Wheat Scoop: Putting Kernels to the Test

Kansas Wheat


Contact: Marsha Boswell, [email protected]

For audio version, visit kswheat.com.

​K-State Wheat Quality Lab boosts milling and baking quality of up-and-coming varieties 1,000 grams at a time.


The journey from a potential genetic cross to the latest released wheat variety requires years of testing by public and private wheat breeders. They keep their eye on every aspect of agronomic performance from disease resistance to standability. Equally important is the partnership between wheat breeders and the Wheat Quality Lab at Kansas State University. Researchers at the lab help streamline the wheat breeding process by ensuring only lines with acceptable or superior milling and baking performance become the varieties Kansas wheat producers eventually plant and harvest.


“Agronomic performance and end-use quality are both critically important when selecting wheat varieties for commercial production,” said Aaron Harries, Kansas Wheat vice president of research and operations. “Supported by the two-penny-per-bushel wheat checkoff, the Kansas Wheat Quality Lab provides breeders, researchers and producers with the information they need to select which wheat lines to advance and which varieties to grow.”


Breeders like Guorong Zhang, K-State wheat breeder based at the K-State Agricultural Research Center in Hays, create about 800 new experimental lines each year – the critical step in a decade-long research process. However, not all of these lines have acceptable flour and baking qualities. Early sorting of which lines do or do not meet those standards saves time and cost for further testing down the road.


“Quality is an important trait for breeders; we don’t want to release a variety with poor quality,” Zhang said. “Thanks to the lab, they can evaluate all our advanced breeding lines. Based on the lab testing, we can see the lines with poor quality, and we will not continue those lines.”

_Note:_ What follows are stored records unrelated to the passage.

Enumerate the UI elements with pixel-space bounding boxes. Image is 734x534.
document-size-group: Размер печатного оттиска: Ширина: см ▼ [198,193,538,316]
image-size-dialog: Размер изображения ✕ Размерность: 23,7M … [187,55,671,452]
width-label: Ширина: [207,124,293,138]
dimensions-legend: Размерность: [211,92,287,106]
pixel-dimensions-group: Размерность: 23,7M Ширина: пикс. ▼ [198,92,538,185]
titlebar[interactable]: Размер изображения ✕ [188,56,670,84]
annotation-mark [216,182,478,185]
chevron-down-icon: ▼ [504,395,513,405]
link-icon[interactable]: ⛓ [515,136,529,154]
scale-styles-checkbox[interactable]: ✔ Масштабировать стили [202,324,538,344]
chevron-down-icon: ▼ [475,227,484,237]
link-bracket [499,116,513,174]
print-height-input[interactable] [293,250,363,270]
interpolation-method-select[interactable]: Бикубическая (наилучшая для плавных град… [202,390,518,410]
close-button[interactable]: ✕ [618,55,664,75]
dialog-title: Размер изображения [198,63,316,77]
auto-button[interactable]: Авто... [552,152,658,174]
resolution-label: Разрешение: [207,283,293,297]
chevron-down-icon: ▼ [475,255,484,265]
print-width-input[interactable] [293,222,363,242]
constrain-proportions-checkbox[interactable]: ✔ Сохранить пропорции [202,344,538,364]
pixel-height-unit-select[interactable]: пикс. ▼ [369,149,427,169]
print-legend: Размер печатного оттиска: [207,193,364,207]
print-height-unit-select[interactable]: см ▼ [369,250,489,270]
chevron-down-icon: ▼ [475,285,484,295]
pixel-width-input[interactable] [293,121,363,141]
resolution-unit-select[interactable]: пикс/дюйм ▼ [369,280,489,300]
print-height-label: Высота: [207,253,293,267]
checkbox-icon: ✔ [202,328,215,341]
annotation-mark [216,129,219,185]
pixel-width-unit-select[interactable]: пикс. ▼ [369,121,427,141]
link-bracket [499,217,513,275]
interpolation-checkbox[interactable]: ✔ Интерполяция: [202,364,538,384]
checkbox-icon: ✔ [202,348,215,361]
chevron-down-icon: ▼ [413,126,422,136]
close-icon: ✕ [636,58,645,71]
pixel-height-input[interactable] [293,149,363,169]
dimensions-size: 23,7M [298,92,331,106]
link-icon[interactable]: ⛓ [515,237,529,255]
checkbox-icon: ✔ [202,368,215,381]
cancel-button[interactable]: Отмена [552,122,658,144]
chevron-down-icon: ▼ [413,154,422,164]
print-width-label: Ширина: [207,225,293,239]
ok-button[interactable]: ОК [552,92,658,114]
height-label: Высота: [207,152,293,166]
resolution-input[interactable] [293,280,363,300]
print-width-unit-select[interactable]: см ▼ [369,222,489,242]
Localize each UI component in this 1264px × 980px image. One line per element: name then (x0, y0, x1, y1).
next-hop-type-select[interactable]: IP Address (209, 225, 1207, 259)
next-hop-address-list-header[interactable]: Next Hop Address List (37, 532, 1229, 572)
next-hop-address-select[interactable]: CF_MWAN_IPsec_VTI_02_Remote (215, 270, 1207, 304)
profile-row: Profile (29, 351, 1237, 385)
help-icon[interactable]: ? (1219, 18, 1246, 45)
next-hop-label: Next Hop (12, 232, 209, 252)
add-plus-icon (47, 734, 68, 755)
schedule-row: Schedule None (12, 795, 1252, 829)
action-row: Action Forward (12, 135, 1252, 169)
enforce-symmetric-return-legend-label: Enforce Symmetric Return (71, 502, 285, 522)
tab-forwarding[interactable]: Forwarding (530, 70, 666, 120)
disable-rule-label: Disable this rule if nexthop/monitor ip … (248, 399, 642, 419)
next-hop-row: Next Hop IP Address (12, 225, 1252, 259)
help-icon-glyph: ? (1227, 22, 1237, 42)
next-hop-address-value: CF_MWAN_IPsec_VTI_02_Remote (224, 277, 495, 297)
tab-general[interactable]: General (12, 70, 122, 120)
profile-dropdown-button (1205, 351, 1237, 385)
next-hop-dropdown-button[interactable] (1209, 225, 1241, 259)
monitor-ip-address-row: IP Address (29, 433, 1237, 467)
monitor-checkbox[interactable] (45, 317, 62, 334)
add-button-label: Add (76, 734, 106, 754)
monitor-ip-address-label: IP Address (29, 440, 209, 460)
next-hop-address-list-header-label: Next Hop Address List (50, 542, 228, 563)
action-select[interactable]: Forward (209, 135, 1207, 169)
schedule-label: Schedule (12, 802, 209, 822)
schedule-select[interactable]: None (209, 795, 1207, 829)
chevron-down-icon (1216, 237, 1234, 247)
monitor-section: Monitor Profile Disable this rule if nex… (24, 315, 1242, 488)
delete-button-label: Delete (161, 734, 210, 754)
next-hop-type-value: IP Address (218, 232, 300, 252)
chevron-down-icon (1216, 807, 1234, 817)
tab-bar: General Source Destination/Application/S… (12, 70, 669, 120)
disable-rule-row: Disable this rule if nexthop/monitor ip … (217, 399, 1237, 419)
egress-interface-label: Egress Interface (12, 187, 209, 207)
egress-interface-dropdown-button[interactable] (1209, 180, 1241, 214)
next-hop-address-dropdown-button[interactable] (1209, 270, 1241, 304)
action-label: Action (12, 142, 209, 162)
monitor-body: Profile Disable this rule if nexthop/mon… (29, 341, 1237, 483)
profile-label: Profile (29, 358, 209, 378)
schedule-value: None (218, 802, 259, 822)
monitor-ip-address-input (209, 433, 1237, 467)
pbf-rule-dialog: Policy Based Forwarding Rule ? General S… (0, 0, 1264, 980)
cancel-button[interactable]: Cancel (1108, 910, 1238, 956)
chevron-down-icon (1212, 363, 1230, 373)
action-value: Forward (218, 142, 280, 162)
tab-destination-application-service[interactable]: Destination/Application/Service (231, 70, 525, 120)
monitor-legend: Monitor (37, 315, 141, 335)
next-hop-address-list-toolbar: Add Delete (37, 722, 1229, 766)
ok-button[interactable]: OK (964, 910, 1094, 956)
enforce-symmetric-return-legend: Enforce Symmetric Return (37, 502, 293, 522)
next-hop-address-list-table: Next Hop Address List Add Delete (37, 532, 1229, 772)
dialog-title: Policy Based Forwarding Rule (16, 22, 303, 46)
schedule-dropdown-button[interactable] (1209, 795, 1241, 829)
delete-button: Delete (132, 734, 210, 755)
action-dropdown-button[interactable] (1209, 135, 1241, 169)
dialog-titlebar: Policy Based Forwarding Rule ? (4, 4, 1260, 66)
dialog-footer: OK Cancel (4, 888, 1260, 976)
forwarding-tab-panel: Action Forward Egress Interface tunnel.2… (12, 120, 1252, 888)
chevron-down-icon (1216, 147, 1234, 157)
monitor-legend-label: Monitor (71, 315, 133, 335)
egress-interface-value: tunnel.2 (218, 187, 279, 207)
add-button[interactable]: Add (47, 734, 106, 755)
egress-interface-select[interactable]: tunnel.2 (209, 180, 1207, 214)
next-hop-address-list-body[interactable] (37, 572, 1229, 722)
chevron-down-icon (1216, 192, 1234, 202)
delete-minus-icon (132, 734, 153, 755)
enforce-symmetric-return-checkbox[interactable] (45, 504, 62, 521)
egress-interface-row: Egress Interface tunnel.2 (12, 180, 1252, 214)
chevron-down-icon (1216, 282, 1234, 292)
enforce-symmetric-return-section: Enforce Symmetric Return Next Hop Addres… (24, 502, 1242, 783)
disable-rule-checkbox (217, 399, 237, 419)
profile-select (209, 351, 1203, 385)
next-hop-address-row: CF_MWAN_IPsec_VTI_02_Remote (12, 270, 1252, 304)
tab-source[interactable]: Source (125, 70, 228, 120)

The Kansas Wheat Quality Lab annually tests 350 to 400 advanced lines from the K-State wheat breeding programs. It takes until year five in the breeding program to have enough seed to run preliminary quality tests like protein content and mixograph. But, as lines go through more field testing, more seeds are harvested from each line, allowing for more extensive quality evaluations.


“Breeders can select for factors that determine agronomic performance, but milling and baking performance has to be tested in the lab,” said Yonghui Li, director of the Wheat Quality Lab. “These tests require specialized equipment along with training and experience to determine milling and baking quality.”


A sample consists of 1,000 grams of wheat. The lab first looks at the sample using near-infrared (NIR) spectroscopy technology. These tests allow researchers to examine protein quantity and test the moisture content of the grain.


Researchers then temper the grain – or add a little bit of water to help make the milling process easier. Then, the sample is milled to separate the bran – the external coating of the wheat kernel – from the endosperm – the white part of the wheat kernel that becomes white flour. This resulting flour sample is tested too – looking at color and how much flour can be produced from the sample – the higher the amount, the better for millers.


The testing then progresses to looking at protein quantity and quality and dough properties. Tests like the mixograph and farinograph determine dough-mixing properties like water absorbance, mixing stability and more.


The final step is to take the flour, add water, yeast, sugar and salt and bake a pup loaf of bread, following standard protocols. Researchers then examine the quality of that bread – from the volume of the loaf to the crumb.


The combined results of these tests are given back to K-State wheat breeders, who use the information to help determine which lines to advance in their breeding programs. The milling and baking tests are repeated each year as lines are in the advanced stages of the program, meaning by the time a variety is released, breeders have four to five years of quality data available.


In addition to experimental lines, the lab tests 30 to 40 samples each year as a final evaluation before they are released by public and private wheat breeders throughout the Great Plains. The results are submitted back to the Wheat Quality Council, which compiles the results into an annual report.


The main funding for the lab’s operations – necessary equipment maintenance along with a full-time staff member and a team of undergraduate student workers – comes from the Kansas wheat checkoff. In turn, the lab helps support the reputation of Kansas wheat as having high-quality wheat, creating more opportunities in domestic and international markets.


“With those checkoff dollars, we can evaluate quality each year and work with our breeders to create those best-performing varieties for Kansas,” Li said. “In turn, when producers choose varieties with better end-use quality, it improves the overall quality and marketability of Kansas wheat.”